Data from blockchain analytics firm Elliptic indicates that this amount nearly triples the total stolen last year, accounting for approximately 13% of North Korea’s estimated GDP and raising the regime’s total crypto theft to over $6 billion since 2017.Banner

A significant portion of the 2025 theft is attributed to the February hack of cryptocurrency exchange Bybit, which amounted to $1.46 billion.

The FBI has linked this breach to state-sponsored North Korean hackers, who exploited weaknesses in Bybit’s wallet management system. More than 30 additional cyber attacks have also been associated with North Korea this year, including notable breaches at LND.fi and WOO X.

Shift In Tactics

A shift in methodology among North Korean hackers has been observed, as they now focus on social engineering rather than technical exploits. According to Elliptic, the primary vulnerability lies with individuals rather than technology.

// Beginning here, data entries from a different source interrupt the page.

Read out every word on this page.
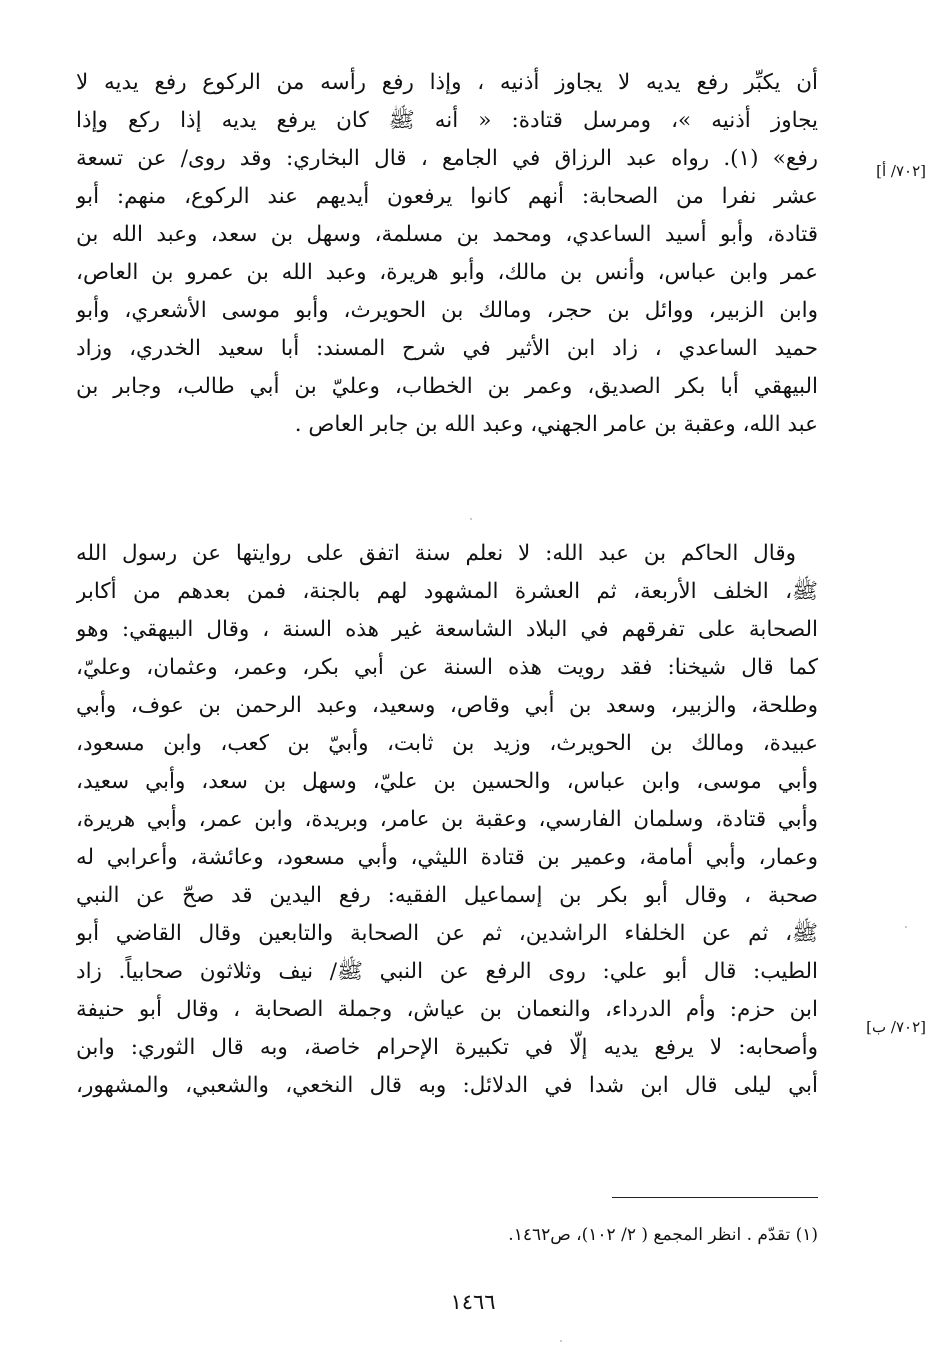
أن يكبِّر رفع يديه لا يجاوز أذنيه ، وإذا رفع رأسه من الركوع رفع يديه لا
يجاوز أذنيه »، ومرسل قتادة: « أنه ﷺ كان يرفع يديه إذا ركع وإذا
رفع» (١). رواه عبد الرزاق في الجامع ، قال البخاري: وقد روى/ عن تسعة
عشر نفرا من الصحابة: أنهم كانوا يرفعون أيديهم عند الركوع، منهم: أبو
قتادة، وأبو أسيد الساعدي، ومحمد بن مسلمة، وسهل بن سعد، وعبد الله بن
عمر وابن عباس، وأنس بن مالك، وأبو هريرة، وعبد الله بن عمرو بن العاص،
وابن الزبير، ووائل بن حجر، ومالك بن الحويرث، وأبو موسى الأشعري، وأبو
حميد الساعدي ، زاد ابن الأثير في شرح المسند: أبا سعيد الخدري، وزاد
البيهقي أبا بكر الصديق، وعمر بن الخطاب، وعليّ بن أبي طالب، وجابر بن
عبد الله، وعقبة بن عامر الجهني، وعبد الله بن جابر العاص .
[٧٠٢/ أ]
وقال الحاكم بن عبد الله: لا نعلم سنة اتفق على روايتها عن رسول الله
ﷺ، الخلف الأربعة، ثم العشرة المشهود لهم بالجنة، فمن بعدهم من أكابر
الصحابة على تفرقهم في البلاد الشاسعة غير هذه السنة ، وقال البيهقي: وهو
كما قال شيخنا: فقد رويت هذه السنة عن أبي بكر، وعمر، وعثمان، وعليّ،
وطلحة، والزبير، وسعد بن أبي وقاص، وسعيد، وعبد الرحمن بن عوف، وأبي
عبيدة، ومالك بن الحويرث، وزيد بن ثابت، وأبيّ بن كعب، وابن مسعود،
وأبي موسى، وابن عباس، والحسين بن عليّ، وسهل بن سعد، وأبي سعيد،
وأبي قتادة، وسلمان الفارسي، وعقبة بن عامر، وبريدة، وابن عمر، وأبي هريرة،
وعمار، وأبي أمامة، وعمير بن قتادة الليثي، وأبي مسعود، وعائشة، وأعرابي له
صحبة ، وقال أبو بكر بن إسماعيل الفقيه: رفع اليدين قد صحّ عن النبي
ﷺ، ثم عن الخلفاء الراشدين، ثم عن الصحابة والتابعين وقال القاضي أبو
الطيب: قال أبو علي: روى الرفع عن النبي ﷺ/ نيف وثلاثون صحابياً. زاد
ابن حزم: وأم الدرداء، والنعمان بن عياش، وجملة الصحابة ، وقال أبو حنيفة
وأصحابه: لا يرفع يديه إلّا في تكبيرة الإحرام خاصة، وبه قال الثوري: وابن
أبي ليلى قال ابن شدا في الدلائل: وبه قال النخعي، والشعبي، والمشهور،
[٧٠٢/ ب]
(١) تقدّم . انظر المجمع ( ٢/ ١٠٢)، ص١٤٦٢.
١٤٦٦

High-net-worth individuals and corporate executives are increasingly targeted due to their relatively weaker security measures.

The hackers utilise deceptive tactics, including phishing schemes and fake job offers, to access private cryptocurrency wallets. Intelligence reports suggest that the stolen funds are used to finance North Korea’s nuclear programmes.

The regime has also improved its money laundering techniques by employing various cryptocurrencies and mixing methods to obscure fund origins. Blockchain analysts are actively tracking these stolen assets, with notable progress achieved in identifying recoverable funds.